Do away with paper plates and plastic cups: add a sophisticated twist to your outdoor party this summer.
Hosting a dinner party can be hard work as it is, but when you introduce the complexities that come with entertaining outside, you want to make your menu as stress-free as possible. We enlisted the help of personal chef Rob Scott from Brown Goose to give us his top tips on how to host without the heat of the kitchen.
Entertaining with ease…
“Even as an experienced chef it’s easy to get carried away when hosting any kind of dinner party. Keeping dishes simple yet flavoursome is the key to being able to relax and enjoy being a host. It’s all about doing as much the day before as you can.”
MENU PLANNING
“Flavour and colour are the key when hosting such an event at home. Stick to a simple meat or fish with one potato dish and two vegetable dishes. Any more and you will find yourself more engrossed in food than in the company. Using a BBQ allows you to add another an extra dimension to meat, fish and vegetables.”
UPPING THE STEAKS
“Steaks are great to cook on the BBQ. They require the least amount of effort to cook as well. They are also extremely versatile in terms of what they can be served with, whether that be a luscious salad or hot accompaniments.”
STRESS-FREE SIDES
“The day before your dinner party, boil some new potatoes. When they are cold, slice and toss them in a little olive oil with thyme, rosemary and garlic. Leave overnight then grill on the BBQ alongside the steaks.
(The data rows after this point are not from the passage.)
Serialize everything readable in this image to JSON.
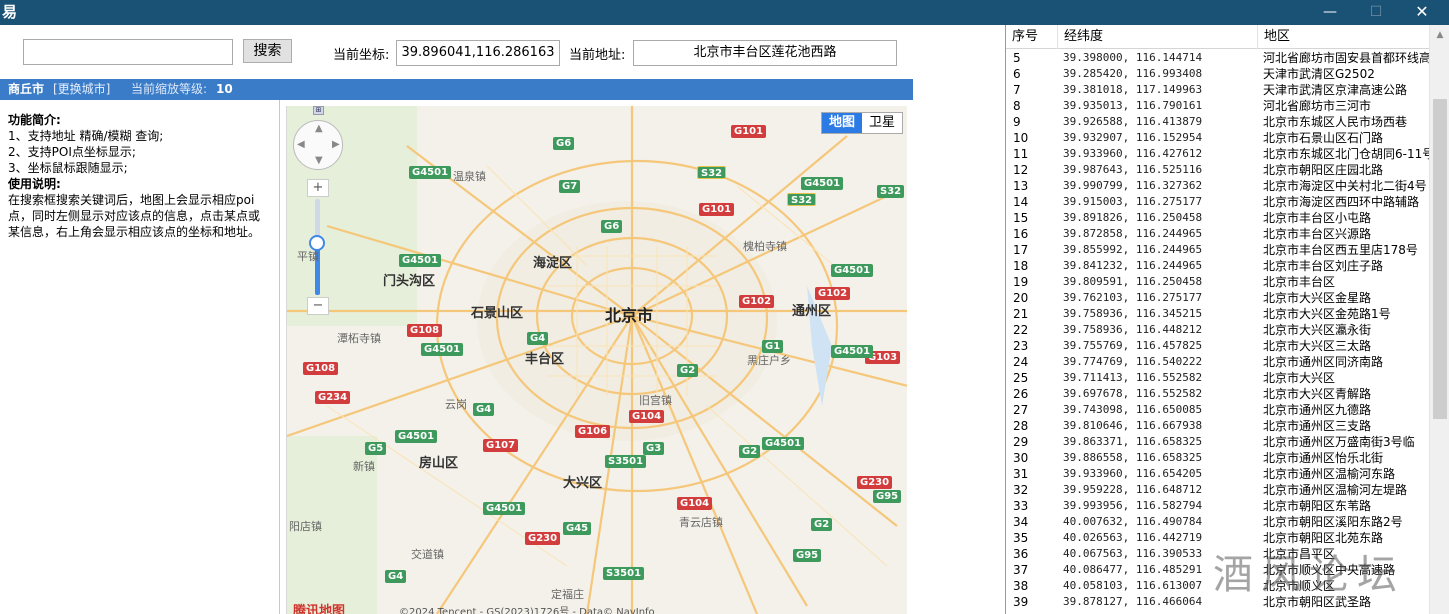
{
  "window": {
    "icon": "app-icon",
    "title": "",
    "controls": {
      "minimize": "—",
      "maximize": "☐",
      "close": "✕"
    }
  },
  "toolbar": {
    "search_value": "",
    "search_button": "搜索",
    "coord_label": "当前坐标:",
    "coord_value": "39.896041,116.286163",
    "address_label": "当前地址:",
    "address_value": "北京市丰台区莲花池西路"
  },
  "city_bar": {
    "city_name": "商丘市",
    "change_city": "[更换城市]",
    "zoom_label": "当前缩放等级:",
    "zoom_value": "10"
  },
  "info": {
    "features_title": "功能简介:",
    "features": [
      "1、支持地址 精确/模糊 查询;",
      "2、支持POI点坐标显示;",
      "3、坐标鼠标跟随显示;"
    ],
    "usage_title": "使用说明:",
    "usage_text": "在搜索框搜索关键词后，地图上会显示相应poi点，同时左侧显示对应该点的信息，点击某点或某信息，右上角会显示相应该点的坐标和地址。"
  },
  "map": {
    "map_type_buttons": [
      "地图",
      "卫星"
    ],
    "selected_type": "地图",
    "zoom_in": "+",
    "zoom_out": "−",
    "zoom_level_fraction": 0.45,
    "logo": "腾讯地图",
    "copyright": "©2024 Tencent - GS(2023)1726号 - Data© NavInfo",
    "city_label": "北京市",
    "districts": [
      "海淀区",
      "门头沟区",
      "石景山区",
      "丰台区",
      "通州区",
      "房山区",
      "大兴区"
    ],
    "towns": [
      "温泉镇",
      "槐柏寺镇",
      "潭柘寺镇",
      "云岗",
      "黑庄户乡",
      "旧宫镇",
      "新镇",
      "交道镇",
      "青云店镇",
      "定福庄",
      "平镇",
      "阳店镇"
    ],
    "shields": [
      "G6",
      "G7",
      "G6",
      "S32",
      "G4501",
      "G101",
      "G4501",
      "S32",
      "G4501",
      "G102",
      "G102",
      "G4501",
      "G103",
      "G108",
      "G4501",
      "G4",
      "G1",
      "G2",
      "G4501",
      "G4",
      "G107",
      "G106",
      "G104",
      "G3",
      "S3501",
      "G4501",
      "G2",
      "G4501",
      "G104",
      "G230",
      "G95",
      "G45",
      "G230",
      "G2",
      "S3501",
      "G95",
      "G4",
      "G5",
      "G108",
      "G234",
      "G101",
      "S32",
      "G4501"
    ]
  },
  "grid": {
    "headers": {
      "no": "序号",
      "coord": "经纬度",
      "region": "地区"
    },
    "rows": [
      {
        "no": "5",
        "coord": "39.398000, 116.144714",
        "region": "河北省廊坊市固安县首都环线高"
      },
      {
        "no": "6",
        "coord": "39.285420, 116.993408",
        "region": "天津市武清区G2502"
      },
      {
        "no": "7",
        "coord": "39.381018, 117.149963",
        "region": "天津市武清区京津高速公路"
      },
      {
        "no": "8",
        "coord": "39.935013, 116.790161",
        "region": "河北省廊坊市三河市"
      },
      {
        "no": "9",
        "coord": "39.926588, 116.413879",
        "region": "北京市东城区人民市场西巷"
      },
      {
        "no": "10",
        "coord": "39.932907, 116.152954",
        "region": "北京市石景山区石门路"
      },
      {
        "no": "11",
        "coord": "39.933960, 116.427612",
        "region": "北京市东城区北门仓胡同6-11号"
      },
      {
        "no": "12",
        "coord": "39.987643, 116.525116",
        "region": "北京市朝阳区庄园北路"
      },
      {
        "no": "13",
        "coord": "39.990799, 116.327362",
        "region": "北京市海淀区中关村北二街4号"
      },
      {
        "no": "14",
        "coord": "39.915003, 116.275177",
        "region": "北京市海淀区西四环中路辅路"
      },
      {
        "no": "15",
        "coord": "39.891826, 116.250458",
        "region": "北京市丰台区小屯路"
      },
      {
        "no": "16",
        "coord": "39.872858, 116.244965",
        "region": "北京市丰台区兴源路"
      },
      {
        "no": "17",
        "coord": "39.855992, 116.244965",
        "region": "北京市丰台区西五里店178号"
      },
      {
        "no": "18",
        "coord": "39.841232, 116.244965",
        "region": "北京市丰台区刘庄子路"
      },
      {
        "no": "19",
        "coord": "39.809591, 116.250458",
        "region": "北京市丰台区"
      },
      {
        "no": "20",
        "coord": "39.762103, 116.275177",
        "region": "北京市大兴区金星路"
      },
      {
        "no": "21",
        "coord": "39.758936, 116.345215",
        "region": "北京市大兴区金苑路1号"
      },
      {
        "no": "22",
        "coord": "39.758936, 116.448212",
        "region": "北京市大兴区瀛永街"
      },
      {
        "no": "23",
        "coord": "39.755769, 116.457825",
        "region": "北京市大兴区三太路"
      },
      {
        "no": "24",
        "coord": "39.774769, 116.540222",
        "region": "北京市通州区同济南路"
      },
      {
        "no": "25",
        "coord": "39.711413, 116.552582",
        "region": "北京市大兴区"
      },
      {
        "no": "26",
        "coord": "39.697678, 116.552582",
        "region": "北京市大兴区青解路"
      },
      {
        "no": "27",
        "coord": "39.743098, 116.650085",
        "region": "北京市通州区九德路"
      },
      {
        "no": "28",
        "coord": "39.810646, 116.667938",
        "region": "北京市通州区三支路"
      },
      {
        "no": "29",
        "coord": "39.863371, 116.658325",
        "region": "北京市通州区万盛南街3号临"
      },
      {
        "no": "30",
        "coord": "39.886558, 116.658325",
        "region": "北京市通州区怡乐北街"
      },
      {
        "no": "31",
        "coord": "39.933960, 116.654205",
        "region": "北京市通州区温榆河东路"
      },
      {
        "no": "32",
        "coord": "39.959228, 116.648712",
        "region": "北京市通州区温榆河左堤路"
      },
      {
        "no": "33",
        "coord": "39.993956, 116.582794",
        "region": "北京市朝阳区东苇路"
      },
      {
        "no": "34",
        "coord": "40.007632, 116.490784",
        "region": "北京市朝阳区溪阳东路2号"
      },
      {
        "no": "35",
        "coord": "40.026563, 116.442719",
        "region": "北京市朝阳区北苑东路"
      },
      {
        "no": "36",
        "coord": "40.067563, 116.390533",
        "region": "北京市昌平区"
      },
      {
        "no": "37",
        "coord": "40.086477, 116.485291",
        "region": "北京市顺义区中央高速路"
      },
      {
        "no": "38",
        "coord": "40.058103, 116.613007",
        "region": "北京市顺义区"
      },
      {
        "no": "39",
        "coord": "39.878127, 116.466064",
        "region": "北京市朝阳区武圣路"
      }
    ]
  },
  "watermark": "酒风论坛"
}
Chargrilled vegetables are also a beautiful side to to barbecued steak, gently tossed in a simple herb vinaigrette. Use baby peppers, asparagus and red onions for a variety of colours and textures.”
SOMETHING SWEET
“Choose a dessert that can be made in ramekins or glass bowls. You want something that can be pulled straight from the fridge. Desserts like a lemon posset or chocolate mousse can be served with poached raspberries and homemade shortbread biscuits to add an extra flourish.
Poach the raspberries the night before in a light sugar syrup with star anise, cinnamon and tarragon stalks. Homemade shortbread biscuits can also be baked the day before and stored in an airtight container. All the components just need to be simply put together on a plate when ready to serve.”